Similarity Metrics (Mathematical Foundations) · Topic 57

Normalized vs. Unnormalized distance scores

Normalized scores lie in a known, bounded range (e.g. cosine similarity in [−1, 1], or angular distance in [0, π]). Unnormalized scores (e.g. raw dot product or L2 distance) can grow with vector dimension and magnitude, so their scale depends on your data and embedding model.

Summary

Normalized scores make thresholding easier (“cosine > 0.8” is portable). Unnormalized L2/dot product vary with dimension and normalization—document which you use.
Ranking is often what matters: order is the same for cosine and dot product when vectors are pre-normalized. APIs may rescale to 0–1 for display.
Cosine is in [−1, 1]; L2 is unbounded above. Document score type and range in APIs and config so thresholds are interpretable.
Pipeline: normalize at ingest/query for bounded scores, or document “raw” metric and scale so downstream can set thresholds correctly.
Trade-off: bounded scores (cosine) simplify thresholding; raw L2/dot product can be faster but need per-model threshold tuning.

Why normalized scores help

Normalized scores make thresholding and interpretation easier: “cosine > 0.8” is a portable rule of thumb across many setups, even if the exact best threshold still depends on the task. Unnormalized L2 or dot product can vary with embedding dimension, normalization of the vectors, and model; a “good” threshold for 384-d vectors may not work for 768-d or for unnormalized outputs.

So when you expose scores to users or downstream systems, documenting whether they are normalized (and which metric) avoids confusion. Practical tip: if your API returns “similarity” in 0–1, document whether that is rescaled cosine, dot product, or something else so that thresholding and A/B tests use comparable cutoffs.

Ranking and API presentation

For vector databases, ranking is often what matters: the order of neighbors is the same for cosine and dot product when vectors are pre-normalized. So internally the DB may store normalized vectors and return dot product (unnormalized in the sense of not dividing by norms again) for speed, while the API might present a “similarity” in a 0–1 range by rescaling.

Understanding whether your scores are normalized or not helps you set thresholds and compare across queries or collections. Trade-off: normalized scores (e.g. cosine) are bounded and portable; unnormalized L2 or dot product can be faster to compute (no extra norm) but require per-model or per-collection threshold tuning. Thresholding and how to define a good match score guide choosing cutoffs.

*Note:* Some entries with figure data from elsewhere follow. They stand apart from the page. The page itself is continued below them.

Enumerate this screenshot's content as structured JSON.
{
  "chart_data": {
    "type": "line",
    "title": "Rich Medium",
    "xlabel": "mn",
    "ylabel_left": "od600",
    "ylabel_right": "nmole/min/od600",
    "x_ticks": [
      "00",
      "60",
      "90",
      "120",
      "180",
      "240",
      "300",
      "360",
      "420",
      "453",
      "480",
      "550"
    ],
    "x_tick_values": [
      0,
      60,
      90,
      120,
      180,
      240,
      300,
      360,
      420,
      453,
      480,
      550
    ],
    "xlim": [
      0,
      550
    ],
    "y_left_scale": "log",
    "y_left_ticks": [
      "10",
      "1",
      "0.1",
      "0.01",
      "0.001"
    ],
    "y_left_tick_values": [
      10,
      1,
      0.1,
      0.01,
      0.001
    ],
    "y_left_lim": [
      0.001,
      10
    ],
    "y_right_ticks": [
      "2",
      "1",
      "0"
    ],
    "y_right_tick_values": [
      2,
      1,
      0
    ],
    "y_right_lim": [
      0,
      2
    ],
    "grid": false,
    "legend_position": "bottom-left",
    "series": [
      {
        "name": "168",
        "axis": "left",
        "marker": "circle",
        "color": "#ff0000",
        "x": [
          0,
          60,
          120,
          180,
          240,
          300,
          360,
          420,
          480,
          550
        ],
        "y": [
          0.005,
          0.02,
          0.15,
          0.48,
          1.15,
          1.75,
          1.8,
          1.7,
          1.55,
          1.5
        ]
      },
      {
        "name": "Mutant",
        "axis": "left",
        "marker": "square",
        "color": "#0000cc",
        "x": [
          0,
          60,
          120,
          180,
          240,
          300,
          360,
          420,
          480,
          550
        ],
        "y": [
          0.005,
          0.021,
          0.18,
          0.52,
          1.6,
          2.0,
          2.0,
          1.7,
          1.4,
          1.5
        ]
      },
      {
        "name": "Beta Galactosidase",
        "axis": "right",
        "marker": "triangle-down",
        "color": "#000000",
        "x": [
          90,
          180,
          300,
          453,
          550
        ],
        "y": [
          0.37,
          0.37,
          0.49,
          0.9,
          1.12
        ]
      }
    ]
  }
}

Pipeline summary: at ingest and query, either normalize (for bounded cosine-like scores) or document the raw metric and typical scale. Expose score type and range in API docs so clients can set thresholds; when changing embedding model or dimension, recalibrate. Impact of distance metrics on recall is about retrieval completeness; normalized vs. unnormalized is about score interpretation—both affect end quality.

Frequently Asked Questions

What is a normalized score?

One in a fixed range (e.g. cosine in [−1, 1], or 0–1 after rescaling). Same scale across queries and collections for that metric.

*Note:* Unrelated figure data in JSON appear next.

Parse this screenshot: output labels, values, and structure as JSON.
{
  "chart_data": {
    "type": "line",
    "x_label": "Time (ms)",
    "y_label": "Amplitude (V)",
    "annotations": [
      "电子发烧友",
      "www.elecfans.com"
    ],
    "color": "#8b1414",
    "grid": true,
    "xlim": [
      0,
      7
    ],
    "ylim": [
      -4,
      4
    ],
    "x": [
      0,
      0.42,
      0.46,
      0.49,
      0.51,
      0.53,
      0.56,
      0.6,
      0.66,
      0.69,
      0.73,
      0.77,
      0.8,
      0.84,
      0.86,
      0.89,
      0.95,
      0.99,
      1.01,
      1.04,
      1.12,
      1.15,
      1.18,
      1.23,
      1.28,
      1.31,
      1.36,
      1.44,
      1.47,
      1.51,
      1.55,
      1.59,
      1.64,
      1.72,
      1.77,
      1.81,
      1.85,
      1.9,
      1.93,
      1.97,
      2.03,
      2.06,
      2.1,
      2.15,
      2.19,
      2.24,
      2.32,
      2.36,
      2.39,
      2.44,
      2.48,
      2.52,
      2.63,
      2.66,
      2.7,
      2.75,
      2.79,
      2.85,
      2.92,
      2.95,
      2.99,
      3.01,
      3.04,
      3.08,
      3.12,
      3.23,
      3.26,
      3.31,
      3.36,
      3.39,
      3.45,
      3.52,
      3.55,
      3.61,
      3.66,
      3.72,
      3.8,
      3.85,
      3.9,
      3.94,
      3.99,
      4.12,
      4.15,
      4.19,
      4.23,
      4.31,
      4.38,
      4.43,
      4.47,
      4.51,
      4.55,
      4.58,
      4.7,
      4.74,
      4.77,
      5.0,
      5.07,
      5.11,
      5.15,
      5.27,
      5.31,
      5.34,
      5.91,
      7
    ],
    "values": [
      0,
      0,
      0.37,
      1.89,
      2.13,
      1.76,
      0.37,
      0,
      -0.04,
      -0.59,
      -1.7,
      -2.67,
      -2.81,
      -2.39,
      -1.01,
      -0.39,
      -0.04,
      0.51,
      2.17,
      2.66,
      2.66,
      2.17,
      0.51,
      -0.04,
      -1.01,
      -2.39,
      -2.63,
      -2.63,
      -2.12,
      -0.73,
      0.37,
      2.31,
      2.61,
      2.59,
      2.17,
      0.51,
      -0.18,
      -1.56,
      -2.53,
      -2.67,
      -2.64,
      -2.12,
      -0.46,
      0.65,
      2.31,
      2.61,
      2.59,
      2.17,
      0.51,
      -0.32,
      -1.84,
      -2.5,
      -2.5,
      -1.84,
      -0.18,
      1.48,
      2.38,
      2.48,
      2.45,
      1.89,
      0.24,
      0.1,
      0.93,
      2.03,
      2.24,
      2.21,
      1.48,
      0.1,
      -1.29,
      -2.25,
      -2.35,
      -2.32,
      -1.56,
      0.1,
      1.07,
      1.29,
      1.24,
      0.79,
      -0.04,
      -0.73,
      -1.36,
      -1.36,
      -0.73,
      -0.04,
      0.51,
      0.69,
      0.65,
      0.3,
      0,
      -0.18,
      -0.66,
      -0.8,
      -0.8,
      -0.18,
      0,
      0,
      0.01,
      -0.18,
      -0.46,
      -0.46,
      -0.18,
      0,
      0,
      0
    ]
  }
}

Why does my dot product vary so much across queries?

Dot product depends on vector norms and dimension. If vectors aren’t normalized, scores scale with magnitude; normalize for stable scale or use cosine.

Can the DB return “similarity” when it uses dot product?

Yes. It can store normalized vectors, compute dot product internally, and map the result to a 0–1 “similarity” in the API for consistency.

Do I need to normalize for thresholding?

Not strictly, but normalized scores (e.g. cosine) make it easier to pick and reuse thresholds across models and dimensions.